Estradiol and proinflammatory cytokines stimulate ISG20 expression in synovial fibroblasts of patients with osteoarthritis

Zhiwei Zheng; Lin Wang; Jihong Pan

doi:10.5582/irdr.2017.01062

. 2017 Nov;6(4):269–273. doi: 10.5582/irdr.2017.01062

Estradiol and proinflammatory cytokines stimulate ISG20 expression in synovial fibroblasts of patients with osteoarthritis

Zhiwei Zheng ^1,^2,^3,⁴, Lin Wang ^2,^3,⁴, Jihong Pan ^2,^3,^4,^*

PMCID: PMC5735280 PMID: 29259855

Summary

Interferon stimulated gene 20-kDa (ISG20) has been implicated in the pathology of osteoarthritis (OA) and it has been separately found to be responsive to estrogen stimulation. OA disproportionately affects women, and especially older women, suggesting some role of reproductive hormones in its pathology. The current study characterized the expression of ISG20 following stimulation with estradiol (E2) and proinflammatory cytokines in OA synovial fibroblasts (OASFs). E2 and the proinflammatory cytokines interleukin-6 (IL-6), lipopolysaccharide (LPS), and tumor necrosis factor α (TNF-α) were used to stimulate OASFs in vitro. The expression of ISG20 before and after stimulation was detected using quantitative real-time polymerase chain reaction (RT-qPCR) and Western blotting. E2 and proinflammatory cytokine (IL-6, LPS and TNF-α) stimulation significantly induced the expression of ISG20 both at the messenger RNA (mRNA) and protein level. Moreover, the induction was time- and dose-dependent. Small interfering RNA (siRNA) was transfected into OASFs, and expression of the inflammatory factors interleukin-1α (IL-1α), IL-6, and interleukin-10 (IL-10) was detected using RT-qPCR. Silencing ISG20 with siRNA inhibited the expression of IL-1α, IL-6, and IL-10. Thus, expression of ISG20 was regulated by estradiol and proinflammatory factors, while ISG20 in turn regulated the expression of other inflammatory factors. These data support the contention that ISG20 plays a role in the inflammatory process of OA.

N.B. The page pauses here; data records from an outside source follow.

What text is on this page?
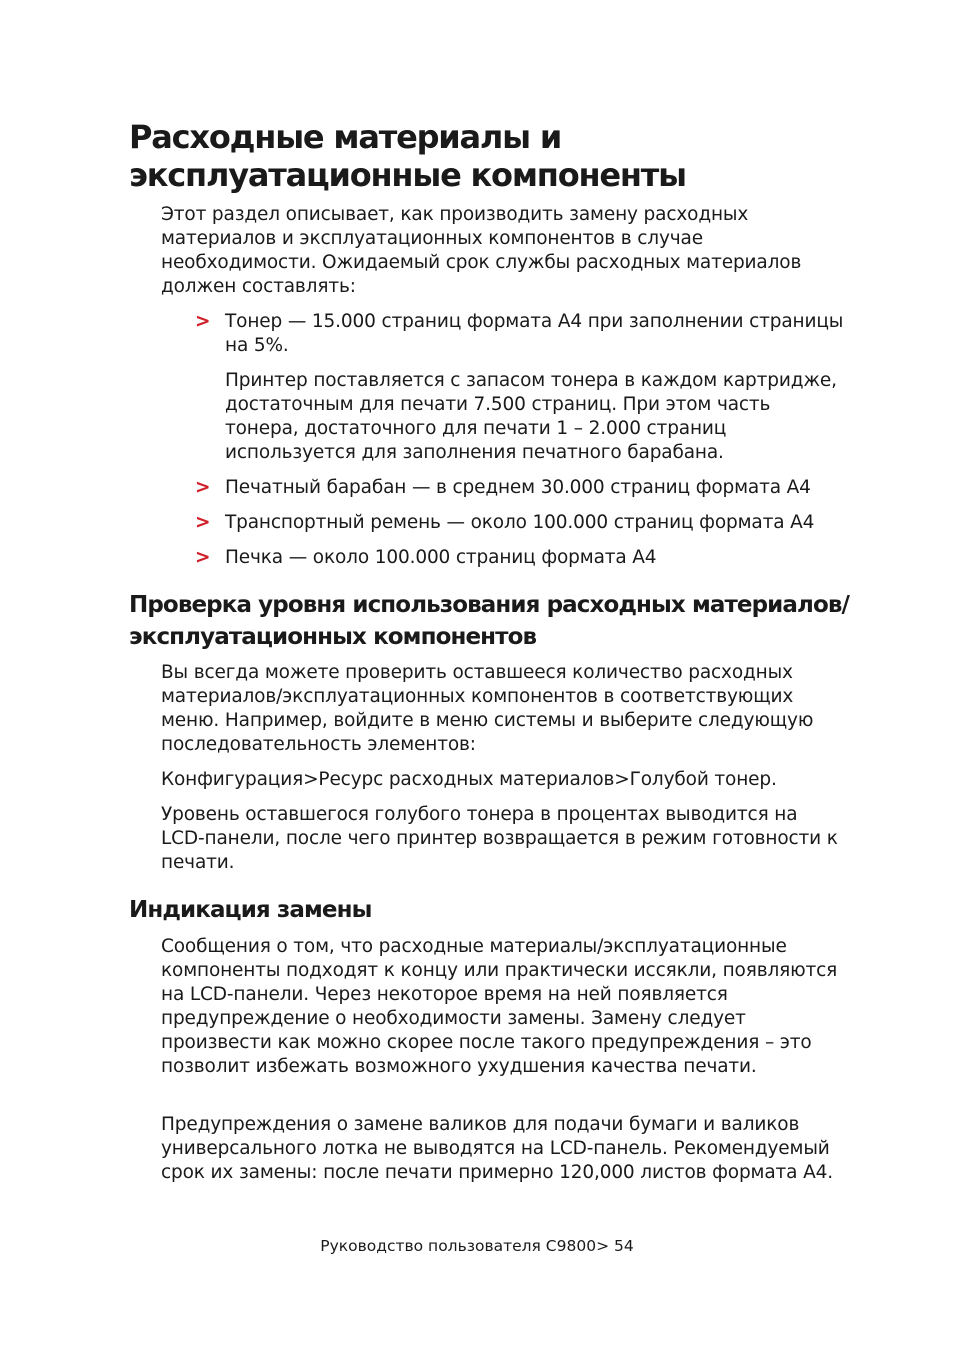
Расходные материалы и эксплуатационные компоненты

Этот раздел описывает, как производить замену расходных материалов и эксплуатационных компонентов в случае необходимости. Ожидаемый срок службы расходных материалов должен составлять:

> Тонер — 15.000 страниц формата А4 при заполнении страницы на 5%.

Принтер поставляется с запасом тонера в каждом картридже, достаточным для печати 7.500 страниц. При этом часть тонера, достаточного для печати 1 – 2.000 страниц используется для заполнения печатного барабана.

> Печатный барабан — в среднем 30.000 страниц формата А4
> Транспортный ремень — около 100.000 страниц формата А4
> Печка — около 100.000 страниц формата А4
Проверка уровня использования расходных материалов/эксплуатационных компонентов

Вы всегда можете проверить оставшееся количество расходных материалов/эксплуатационных компонентов в соответствующих меню. Например, войдите в меню системы и выберите следующую последовательность элементов:

Конфигурация>Ресурс расходных материалов>Голубой тонер.

Уровень оставшегося голубого тонера в процентах выводится на LCD-панели, после чего принтер возвращается в режим готовности к печати.

Индикация замены

Сообщения о том, что расходные материалы/эксплуатационные компоненты подходят к концу или практически иссякли, появляются на LCD-панели. Через некоторое время на ней появляется предупреждение о необходимости замены. Замену следует произвести как можно скорее после такого предупреждения – это позволит избежать возможного ухудшения качества печати.

Предупреждения о замене валиков для подачи бумаги и валиков универсального лотка не выводятся на LCD-панель. Рекомендуемый срок их замены: после печати примерно 120,000 листов формата А4.

Руководство пользователя C9800> 54
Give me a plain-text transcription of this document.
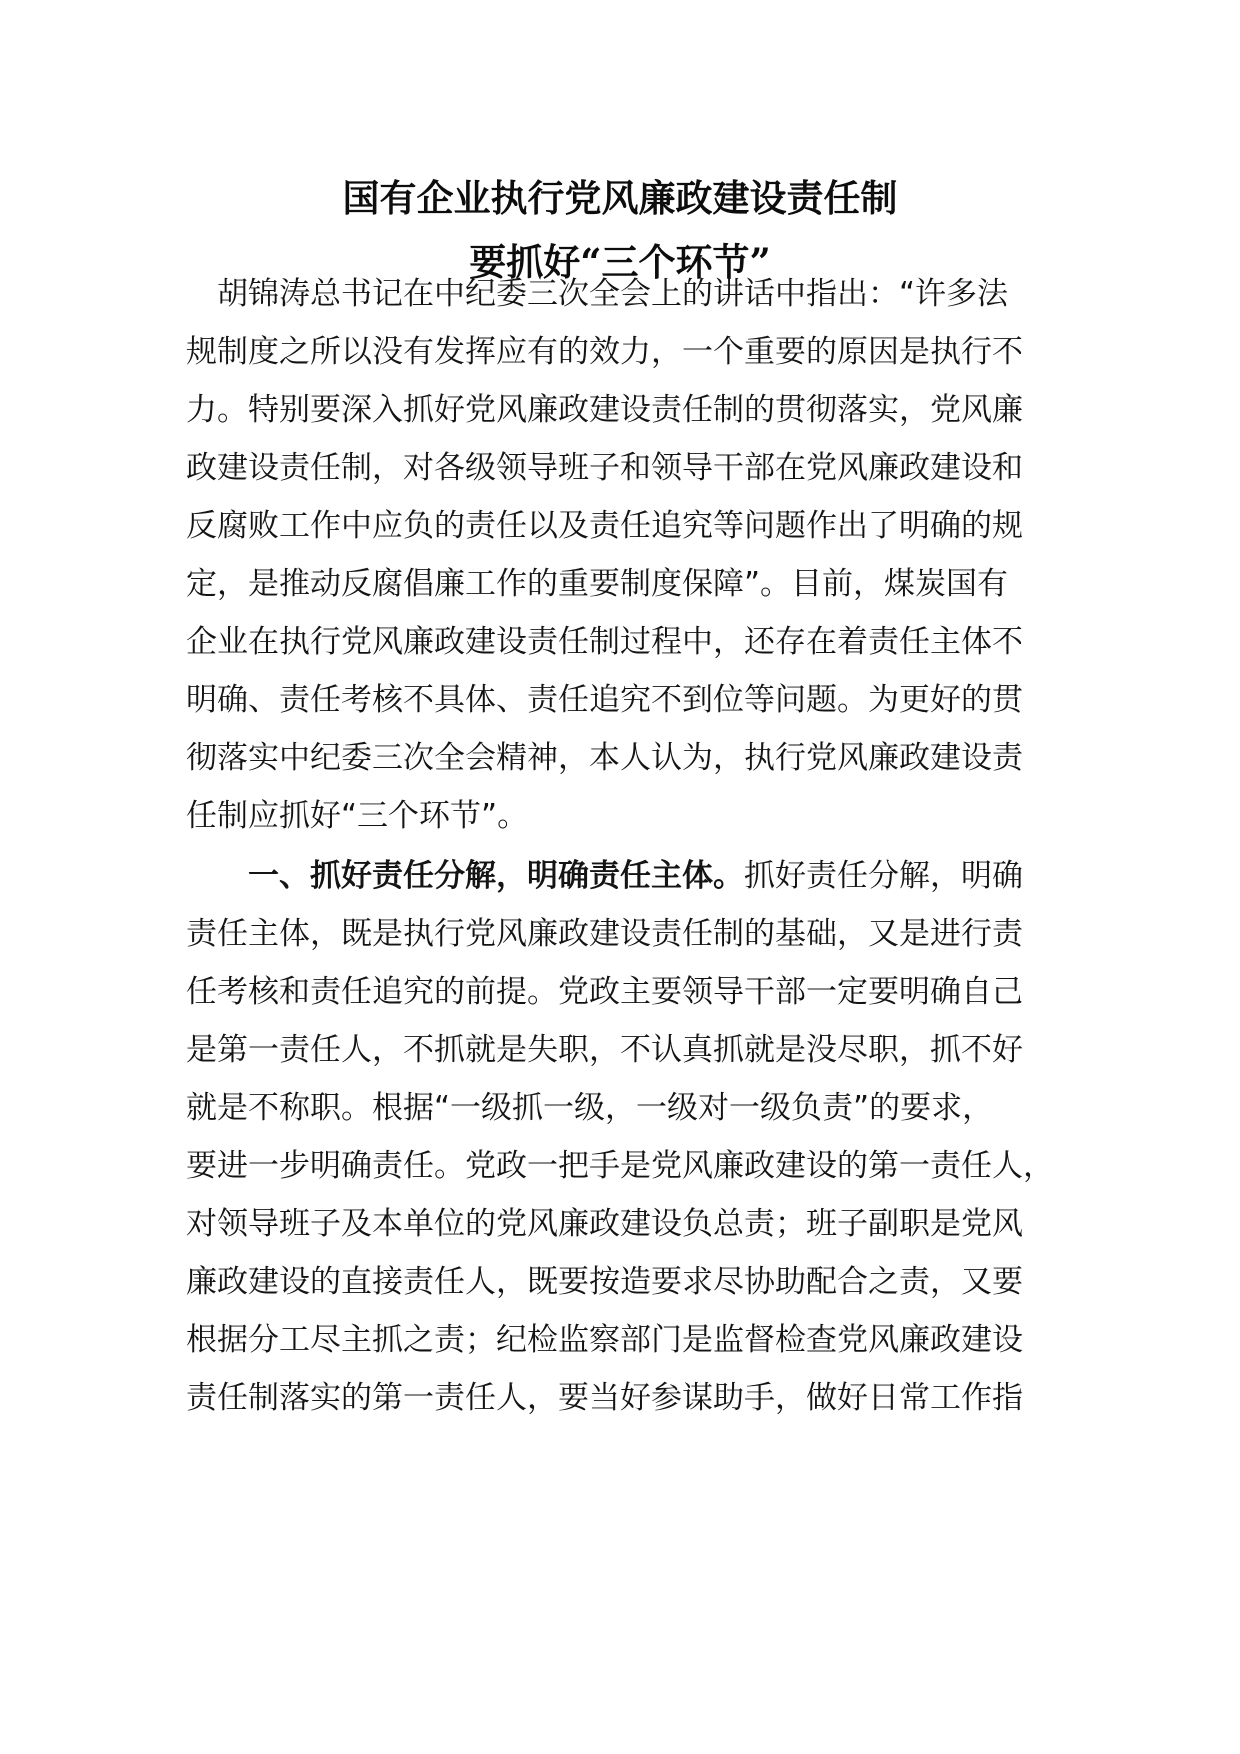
国有企业执行党风廉政建设责任制
要抓好“三个环节”

　胡锦涛总书记在中纪委三次全会上的讲话中指出：“许多法

规制度之所以没有发挥应有的效力，一个重要的原因是执行不

力。特别要深入抓好党风廉政建设责任制的贯彻落实，党风廉

政建设责任制，对各级领导班子和领导干部在党风廉政建设和

反腐败工作中应负的责任以及责任追究等问题作出了明确的规

定，是推动反腐倡廉工作的重要制度保障”。目前，煤炭国有

企业在执行党风廉政建设责任制过程中，还存在着责任主体不

明确、责任考核不具体、责任追究不到位等问题。为更好的贯

彻落实中纪委三次全会精神，本人认为，执行党风廉政建设责

任制应抓好“三个环节”。

一、抓好责任分解，明确责任主体。抓好责任分解，明确

责任主体，既是执行党风廉政建设责任制的基础，又是进行责

任考核和责任追究的前提。党政主要领导干部一定要明确自己

是第一责任人，不抓就是失职，不认真抓就是没尽职，抓不好

就是不称职。根据“一级抓一级，一级对一级负责”的要求，

要进一步明确责任。党政一把手是党风廉政建设的第一责任人，

对领导班子及本单位的党风廉政建设负总责；班子副职是党风

廉政建设的直接责任人，既要按造要求尽协助配合之责，又要

根据分工尽主抓之责；纪检监察部门是监督检查党风廉政建设

责任制落实的第一责任人，要当好参谋助手，做好日常工作指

Keywords: Osteoarthritis, ISG20, Estradiol, proinflammatory factor, inflammation

1. Introduction

Osteoarthritis (OA) is a severe, chronic, progressive inflammatory disease of the joints, and particularly the knee. Affected joints are painful and have restricted function, which could lead to long-term disability (1). The pathogenesis of OA has yet to be fully understood, but is thought to be associated with sex, increasing age, trauma, wound healing, cartilage metabolic abnormalities, and immune abnormalities (2,3). Indeed, OA disproportionately affects women, and its prevalence is higher among older individuals. Women over the age of 50 years have a higher incidence of OA, so the menopause-related changes in hormone levels are hypothesized to contribute to arthritis (4). As the global population continues to age, understanding the pathogenesis of OA will become increasingly important.

Interferons (IFNs) comprise a family of secretory proteins chiefly characterized by their ability to induce cellular antiviral proteins (5). The interferon-stimulated genes (ISGs) produce proteins that act as antiviral effectors. One of these, interferon stimulated gene 20-kDa (ISG20), is an RNA exonuclease, and its expression can be induced by IFN types I (IFNα and IFNβ) and II (IFNγ) in various cell lines. ISG20 can cleave single-stranded RNA and DNA and it plays a key role in mediating the antiviral activity of IFN (6–9). Expression of ISG20, also called HEM45 (HeLa estrogen-modulated, band 45), in human cervical cancer cells increases when stimulated with estrogen (10). Thus, ISG20 appears to be responsive to hormonal signals.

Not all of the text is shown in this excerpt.